|How are metals found in nature?|
Metals are an integral part of our planet and are found in almost all rocks and soils. Most metals form compounds, called minerals, which are naturally occurring, inorganic solids with regular chemical compositions and crystal structures. Although most metal-bearing mineral compositions comprise several elements, there are a few exceptions such as gold, which is found in its elemental form as a mineral called native gold.
Metals can form, or be part of, many different minerals. The number of metals (over 70 in the periodic table) and their compounds results in an enormous array of minerals. Iron, for instance, which is very abundant in nature, is found in over 1100 minerals*. The brilliant colours frequently associated with gems such as emerald, ruby and sapphire reflect the variety of metal-containing minerals. Chalcopyrite, an important copper-bearing mineral, is bright yellow, while the copper-phosphate mineral, turquoise, has a blue colour.
Minerals combine to become the rocks that make up our planet. Most rocks form considerably below the surface of the earth under the influence of pressure and heat. Geologic processes can cause them to move upward toward the surface. There, in the presence of oxygen and water, they break down, releasing elements - including metals - into solutions, and forming new minerals. This process, known as weathering, forms our soils. From soil, metals are taken up by plants and then by animals and humans in food. As soils are eroded, metal-bearing sediment is carried into streams and rivers, and eventually into the ocean. These sediments contribute to new rocks through ongoing geologic processes.
Metals are ubiquitous in nature, and their distribution in the earth depends on geologic processes that have taken place. Some processes may form minerals with high metal contents; rocks containing these minerals may be so enriched that they can be mined at a profit - becoming ore deposits. Rocks that contain lower enrichments are known simply as mineral deposits. The metal content of deposits can range from a few parts per million (ppm) to as much as 650,000 ppm (65%) in the case of some iron ores. Mining companies employ special technologies to extract metals from complex ores in the production of pure metals such as iron, aluminum, copper and gold.

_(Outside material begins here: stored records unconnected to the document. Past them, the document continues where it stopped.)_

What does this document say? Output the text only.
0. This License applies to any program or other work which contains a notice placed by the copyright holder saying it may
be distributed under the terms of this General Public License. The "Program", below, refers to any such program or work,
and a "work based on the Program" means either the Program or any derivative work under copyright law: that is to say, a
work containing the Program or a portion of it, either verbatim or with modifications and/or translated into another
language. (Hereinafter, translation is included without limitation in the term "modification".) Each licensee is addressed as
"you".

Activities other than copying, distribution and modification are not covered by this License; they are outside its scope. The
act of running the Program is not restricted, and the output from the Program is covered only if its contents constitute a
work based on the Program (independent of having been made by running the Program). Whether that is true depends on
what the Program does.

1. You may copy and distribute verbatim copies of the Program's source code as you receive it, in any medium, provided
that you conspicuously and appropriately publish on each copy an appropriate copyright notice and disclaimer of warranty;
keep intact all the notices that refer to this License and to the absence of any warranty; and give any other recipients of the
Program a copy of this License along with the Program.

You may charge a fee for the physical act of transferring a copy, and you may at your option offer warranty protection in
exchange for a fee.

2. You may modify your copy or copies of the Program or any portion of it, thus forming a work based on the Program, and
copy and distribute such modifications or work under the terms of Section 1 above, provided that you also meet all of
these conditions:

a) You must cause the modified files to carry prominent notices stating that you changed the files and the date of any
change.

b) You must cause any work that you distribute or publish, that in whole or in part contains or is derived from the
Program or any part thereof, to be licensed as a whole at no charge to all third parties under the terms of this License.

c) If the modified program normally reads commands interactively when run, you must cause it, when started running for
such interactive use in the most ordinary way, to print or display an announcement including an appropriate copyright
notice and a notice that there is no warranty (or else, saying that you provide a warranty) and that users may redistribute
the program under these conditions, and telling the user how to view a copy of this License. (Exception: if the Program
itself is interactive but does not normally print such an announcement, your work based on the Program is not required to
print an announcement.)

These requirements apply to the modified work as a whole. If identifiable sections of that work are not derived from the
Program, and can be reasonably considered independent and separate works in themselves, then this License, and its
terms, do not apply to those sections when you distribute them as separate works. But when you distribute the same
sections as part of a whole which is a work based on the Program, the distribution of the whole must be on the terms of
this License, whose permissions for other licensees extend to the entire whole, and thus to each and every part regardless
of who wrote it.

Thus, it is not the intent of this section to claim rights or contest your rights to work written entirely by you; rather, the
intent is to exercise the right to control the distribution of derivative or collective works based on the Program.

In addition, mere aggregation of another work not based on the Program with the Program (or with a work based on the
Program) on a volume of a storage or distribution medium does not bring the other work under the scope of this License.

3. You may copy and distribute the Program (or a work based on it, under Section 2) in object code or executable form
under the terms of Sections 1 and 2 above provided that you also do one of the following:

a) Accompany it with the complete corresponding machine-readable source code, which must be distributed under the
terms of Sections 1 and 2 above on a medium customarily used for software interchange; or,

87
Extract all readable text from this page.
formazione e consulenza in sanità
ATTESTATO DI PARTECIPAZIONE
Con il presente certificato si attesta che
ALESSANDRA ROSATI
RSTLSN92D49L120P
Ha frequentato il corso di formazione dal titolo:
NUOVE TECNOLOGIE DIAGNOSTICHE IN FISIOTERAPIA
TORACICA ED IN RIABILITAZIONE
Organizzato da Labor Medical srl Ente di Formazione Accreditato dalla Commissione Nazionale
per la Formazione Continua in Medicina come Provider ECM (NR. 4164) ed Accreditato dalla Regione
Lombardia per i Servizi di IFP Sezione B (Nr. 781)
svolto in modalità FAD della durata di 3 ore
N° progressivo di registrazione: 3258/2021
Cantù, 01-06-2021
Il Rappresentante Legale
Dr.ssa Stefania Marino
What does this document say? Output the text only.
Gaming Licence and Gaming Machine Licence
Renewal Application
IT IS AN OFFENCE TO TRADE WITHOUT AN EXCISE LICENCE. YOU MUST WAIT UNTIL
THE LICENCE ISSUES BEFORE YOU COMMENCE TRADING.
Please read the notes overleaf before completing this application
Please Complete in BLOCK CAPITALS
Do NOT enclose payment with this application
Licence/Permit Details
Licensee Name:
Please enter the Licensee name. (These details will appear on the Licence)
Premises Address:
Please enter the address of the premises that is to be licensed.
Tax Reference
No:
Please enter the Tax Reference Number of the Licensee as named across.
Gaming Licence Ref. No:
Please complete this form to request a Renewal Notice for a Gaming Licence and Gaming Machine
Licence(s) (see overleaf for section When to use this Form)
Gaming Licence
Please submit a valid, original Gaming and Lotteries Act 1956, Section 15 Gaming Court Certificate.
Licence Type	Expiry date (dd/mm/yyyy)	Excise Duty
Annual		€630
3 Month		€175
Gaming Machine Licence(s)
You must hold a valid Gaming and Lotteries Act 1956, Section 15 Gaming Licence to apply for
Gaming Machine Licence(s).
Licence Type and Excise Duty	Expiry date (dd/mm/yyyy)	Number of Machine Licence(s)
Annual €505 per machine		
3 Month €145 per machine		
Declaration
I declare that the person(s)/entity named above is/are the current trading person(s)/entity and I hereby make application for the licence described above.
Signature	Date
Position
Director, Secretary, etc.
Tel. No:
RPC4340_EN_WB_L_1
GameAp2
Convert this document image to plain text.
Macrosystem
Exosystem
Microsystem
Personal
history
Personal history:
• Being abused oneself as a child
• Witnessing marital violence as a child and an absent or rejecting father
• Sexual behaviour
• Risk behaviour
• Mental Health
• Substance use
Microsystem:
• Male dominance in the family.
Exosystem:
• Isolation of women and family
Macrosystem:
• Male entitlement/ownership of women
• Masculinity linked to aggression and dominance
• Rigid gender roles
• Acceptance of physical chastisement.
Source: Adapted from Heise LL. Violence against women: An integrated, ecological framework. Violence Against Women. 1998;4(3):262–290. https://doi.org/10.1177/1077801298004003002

While high concentrations of metals may lead to the formation of deposits, in many cases where the concentration of a metal is low, the metal may simply replace, or substitute for, another element in the crystal structure of common minerals. For example, rocks that make up the sea floor contain high concentrations of the metal magnesium, as well as smaller concentrations of nickel which substitute for some of the magnesium. Similarly, rocks that make up the continents can contain lead, which substitutes for the more abundant metallic element, potassium. This substitution phenomenon leads to the wide distribution of many metals at low concentrations throughout the rocks of the earth.
Natural geologic processes continue at a very slow pace to concentrate and disperse metals, forming large zones of elevated metal concentrations and constantly releasing metals into the environment. A full understanding of these natural processes and the resulting metal dispersion patterns is important in the discovery and recovery of metals and for determining the impact of metals in the environment.